本書は、イスラーム主義を単なる過激思想や宗教原理主義として切り捨てることを避け、その成立条件と思想的系譜を丁寧にたどっていく。
イスラーム世界における国家、法、信仰の関係性を理解するための、冷静な導入書と言える。
神を主権者とする法と国家
イスラーム国家においては、国家形成以前に神を主権者とする法が存在していた。
国家はそれを体現するための装置として後から作られる。この点は、近代西欧的な主権国家観とは決定的に異なる。
国家を意味する「ダウラ」が「入れ替わるもの」を語源に持つことも象徴的だ。
支配者や政体の交代は前提とされており、固定的な国家観は必ずしも想定されていない。
改革思想の系譜
イスラームにおける改革は、イスラーム的なものと非イスラーム的なものを峻別する作業から始まる。
その文脈で重要なのがアフガーニーの思想であり、彼は近代西洋合理主義をイスラームの枠内に取り込もうと試みた。
信仰と行動を結びつけたバンナーの思想も、その後のイスラーム研究と運動の重要なモデルとなった。
抽象的信仰にとどまらず、社会的実践へと接続した点が評価されている。
宗派と近代革命
ムハンマドの後継をめぐり、血統を重視したシーア派と、合議を重んじたスンニ派の分岐はよく知られている。
現在ではスンニ派が約9割、シーア派が約1割を占める構図となった。
しかし、近代においては、シーア派の国家たるイランで起きた革命が「イスラーム国家はいかに成立しうるか」を示した一つのモデルであったことは否定できない。

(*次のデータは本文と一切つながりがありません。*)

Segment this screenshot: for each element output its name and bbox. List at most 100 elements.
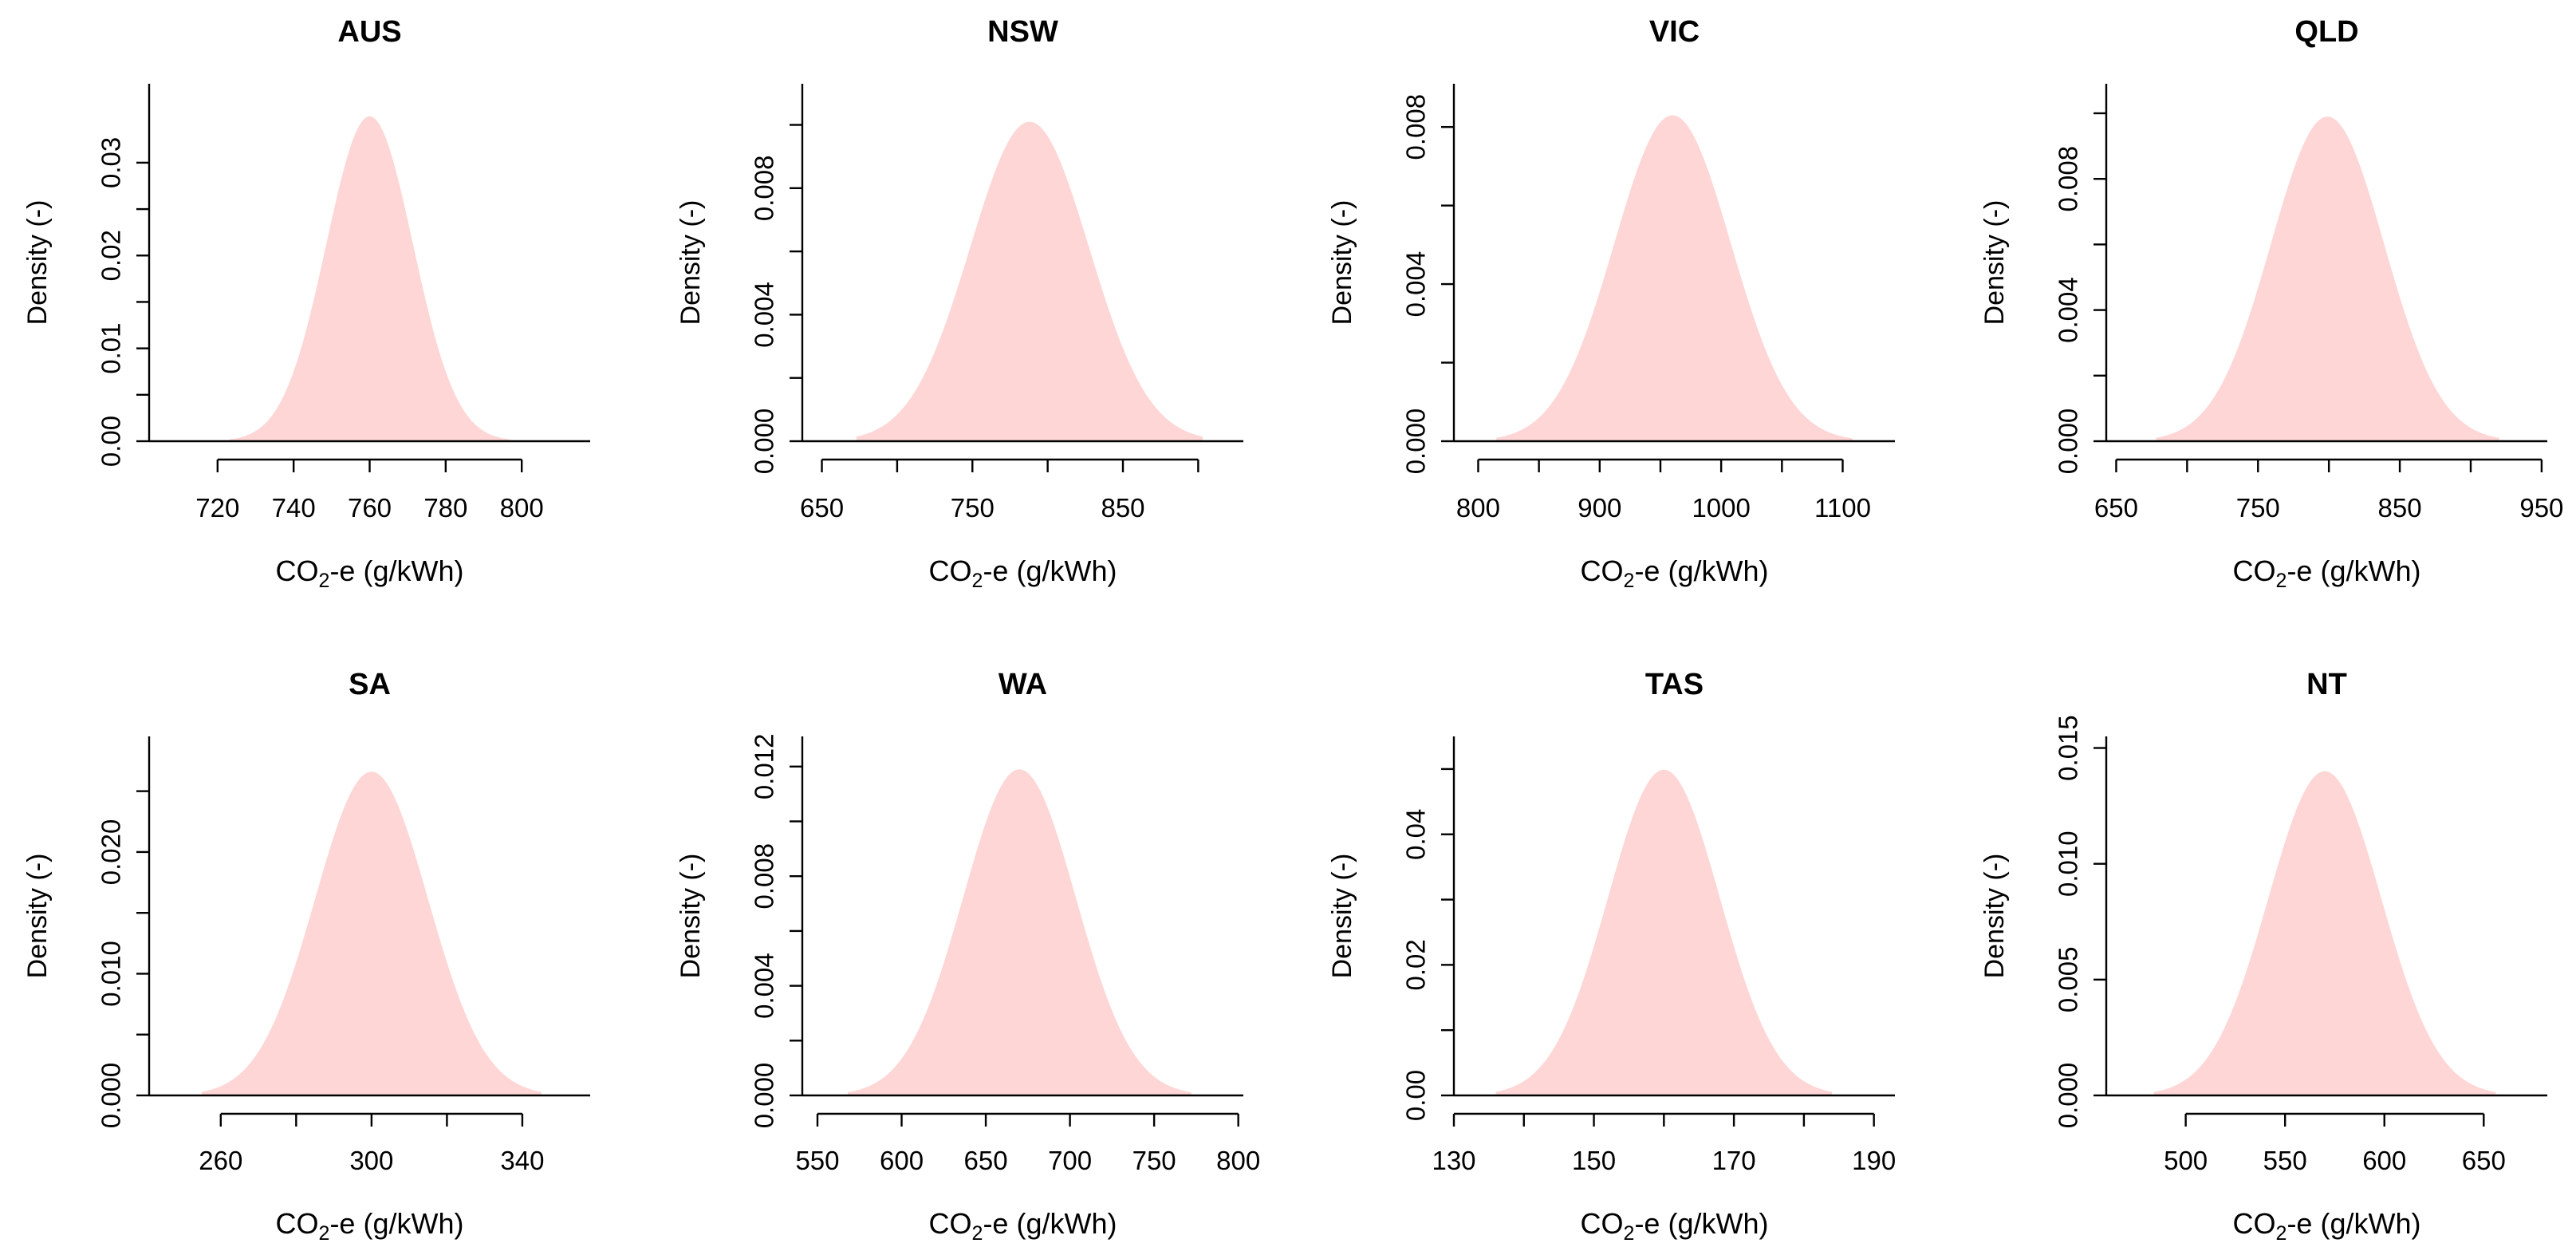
x-tick-label: 260 — [199, 1146, 242, 1175]
y-tick-label: 0.02 — [1401, 939, 1431, 990]
y-axis-label: Density (-) — [676, 200, 706, 326]
y-tick-label: 0.000 — [97, 1063, 126, 1129]
x-axis-label: CO2-e (g/kWh) — [929, 1207, 1117, 1245]
y-tick-label: 0.012 — [750, 733, 779, 799]
panel-qld: 0.000 0.004 0.008 650 750 850 950 QLD CO2-e (g/k… — [1979, 15, 2563, 592]
y-tick-label: 0.008 — [750, 156, 779, 222]
y-tick-label: 0.01 — [97, 323, 126, 374]
panel-vic: 0.000 0.004 0.008 800 900 1000 1100 VIC CO2-e (g… — [1327, 15, 1895, 592]
panel-title: NSW — [987, 15, 1058, 49]
x-tick-label: 650 — [2462, 1146, 2506, 1175]
x-axis-label: CO2-e (g/kWh) — [929, 554, 1117, 592]
x-tick-label: 150 — [1572, 1146, 1616, 1175]
y-tick-label: 0.004 — [1401, 251, 1431, 318]
y-tick-label: 0.000 — [750, 408, 779, 475]
panel-aus: 0.00 0.01 0.02 0.03 720 740 760 780 800 AUS CO2-e … — [22, 15, 590, 592]
y-tick-label: 0.00 — [1401, 1070, 1431, 1121]
y-tick-label: 0.004 — [750, 953, 779, 1019]
panel-title: QLD — [2294, 15, 2358, 49]
x-tick-label: 750 — [951, 493, 995, 523]
density-area — [229, 116, 510, 442]
panel-tas: 0.00 0.02 0.04 130 150 170 190 TAS CO2-e (g/kWh)… — [1327, 668, 1896, 1245]
y-axis-label: Density (-) — [22, 854, 53, 979]
y-tick-label: 0.004 — [2054, 277, 2083, 343]
y-tick-label: 0.000 — [2054, 1063, 2083, 1129]
density-area — [2156, 116, 2499, 441]
x-axis-label: CO2-e (g/kWh) — [1581, 554, 1769, 592]
x-tick-label: 800 — [1216, 1146, 1260, 1175]
x-tick-label: 170 — [1712, 1146, 1756, 1175]
y-tick-label: 0.000 — [750, 1063, 779, 1129]
x-tick-label: 300 — [349, 1146, 393, 1175]
x-tick-label: 950 — [2519, 493, 2563, 523]
x-tick-label: 340 — [500, 1146, 544, 1175]
panel-nt: 0.000 0.005 0.010 0.015 500 550 600 650 NT CO2-e … — [1979, 668, 2547, 1245]
density-area — [856, 121, 1203, 441]
x-tick-label: 650 — [2094, 493, 2138, 523]
x-tick-label: 900 — [1578, 493, 1621, 523]
x-axis-label: CO2-e (g/kWh) — [1581, 1207, 1769, 1245]
x-tick-label: 700 — [1048, 1146, 1092, 1175]
y-tick-label: 0.004 — [750, 282, 779, 348]
y-axis-label: Density (-) — [1979, 200, 2010, 326]
x-tick-label: 650 — [800, 493, 844, 523]
y-tick-label: 0.005 — [2054, 947, 2083, 1013]
x-tick-label: 740 — [272, 493, 316, 523]
x-tick-label: 850 — [2378, 493, 2422, 523]
y-axis-label: Density (-) — [22, 200, 53, 326]
x-tick-label: 550 — [795, 1146, 839, 1175]
panel-nsw: 0.000 0.004 0.008 650 750 850 NSW CO2-e (g/kWh)… — [676, 15, 1243, 592]
x-axis-label: CO2-e (g/kWh) — [276, 554, 464, 592]
panel-wa: 0.000 0.004 0.008 0.012 550 600 650 700 750 800 WA… — [676, 668, 1260, 1245]
y-axis-label: Density (-) — [1327, 854, 1357, 979]
y-tick-label: 0.04 — [1401, 809, 1431, 860]
y-tick-label: 0.008 — [2054, 146, 2083, 212]
density-area — [1496, 115, 1853, 441]
x-tick-label: 800 — [500, 493, 544, 523]
y-tick-label: 0.00 — [97, 416, 126, 467]
density-area — [2153, 771, 2496, 1095]
x-tick-label: 800 — [1456, 493, 1500, 523]
x-tick-label: 750 — [1132, 1146, 1176, 1175]
x-tick-label: 750 — [2236, 493, 2280, 523]
y-tick-label: 0.03 — [97, 137, 126, 188]
x-axis-label: CO2-e (g/kWh) — [276, 1207, 464, 1245]
x-tick-label: 600 — [2362, 1146, 2406, 1175]
x-tick-label: 130 — [1432, 1146, 1475, 1175]
x-tick-label: 1000 — [1692, 493, 1750, 523]
y-tick-label: 0.008 — [1401, 94, 1431, 160]
panel-sa: 0.000 0.010 0.020 260 300 340 SA CO2-e (g/kWh) D… — [22, 668, 590, 1245]
density-area — [202, 772, 542, 1095]
x-tick-label: 760 — [348, 493, 392, 523]
panel-title: WA — [998, 668, 1047, 701]
density-area — [847, 769, 1191, 1095]
x-tick-label: 650 — [964, 1146, 1008, 1175]
y-axis-label: Density (-) — [1979, 854, 2010, 979]
panel-title: TAS — [1645, 668, 1704, 701]
panel-title: SA — [349, 668, 391, 701]
x-tick-label: 850 — [1101, 493, 1144, 523]
x-tick-label: 190 — [1852, 1146, 1896, 1175]
x-tick-label: 720 — [195, 493, 239, 523]
y-tick-label: 0.010 — [97, 941, 126, 1007]
y-tick-label: 0.020 — [97, 819, 126, 886]
x-tick-label: 550 — [2263, 1146, 2307, 1175]
x-tick-label: 1100 — [1814, 493, 1871, 523]
y-axis-label: Density (-) — [676, 854, 706, 979]
y-tick-label: 0.02 — [97, 230, 126, 281]
y-tick-label: 0.015 — [2054, 715, 2083, 781]
x-axis-label: CO2-e (g/kWh) — [2233, 554, 2421, 592]
y-tick-label: 0.010 — [2054, 831, 2083, 897]
density-area — [1495, 769, 1832, 1095]
x-axis-label: CO2-e (g/kWh) — [2233, 1207, 2421, 1245]
y-tick-label: 0.000 — [1401, 408, 1431, 475]
y-tick-label: 0.000 — [2054, 408, 2083, 475]
panel-title: AUS — [337, 15, 401, 49]
y-tick-label: 0.008 — [750, 843, 779, 910]
x-tick-label: 780 — [423, 493, 467, 523]
x-tick-label: 500 — [2164, 1146, 2208, 1175]
panel-title: VIC — [1649, 15, 1700, 49]
y-axis-label: Density (-) — [1327, 200, 1357, 326]
x-tick-label: 600 — [880, 1146, 924, 1175]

それは宗教革命であると同時に、近代国家への応答でもあった。
ジハード主義をどう捉えるか
ジハード主義を狂信や短絡で片づけることは、本書の立場ではない。
それは特定の社会的・政治的状況下で形成されたイデオロギーとして分析される。
ソ連のアフガニスタン侵攻に対する抵抗は、その象徴的な結実だった。
ウンマ(共同体)の危機に対し、意思が一致した結果としての勝利だったという整理は説得力がある。
一方で、ビンラディンによるテロがイスラームの教えに反していたことも明確に指摘される。
それでもなお、その行為を範とする世代が生まれたという事実は、現代世界の複雑さを示している。
結びにかえて
本書を読み終えたとき、サウジアラビアとイランの対立を、単なる宗派間抗争として理解することはできなくなる。
そこには国家、権力、歴史、そして信仰が複雑に絡み合った構造がある。
『イスラーム主義』は、理解を急がず、単純化を拒む読者にこそ向いている。
現代世界を読み解くための、静かだが確かな補助線を引いてくれる一冊だ。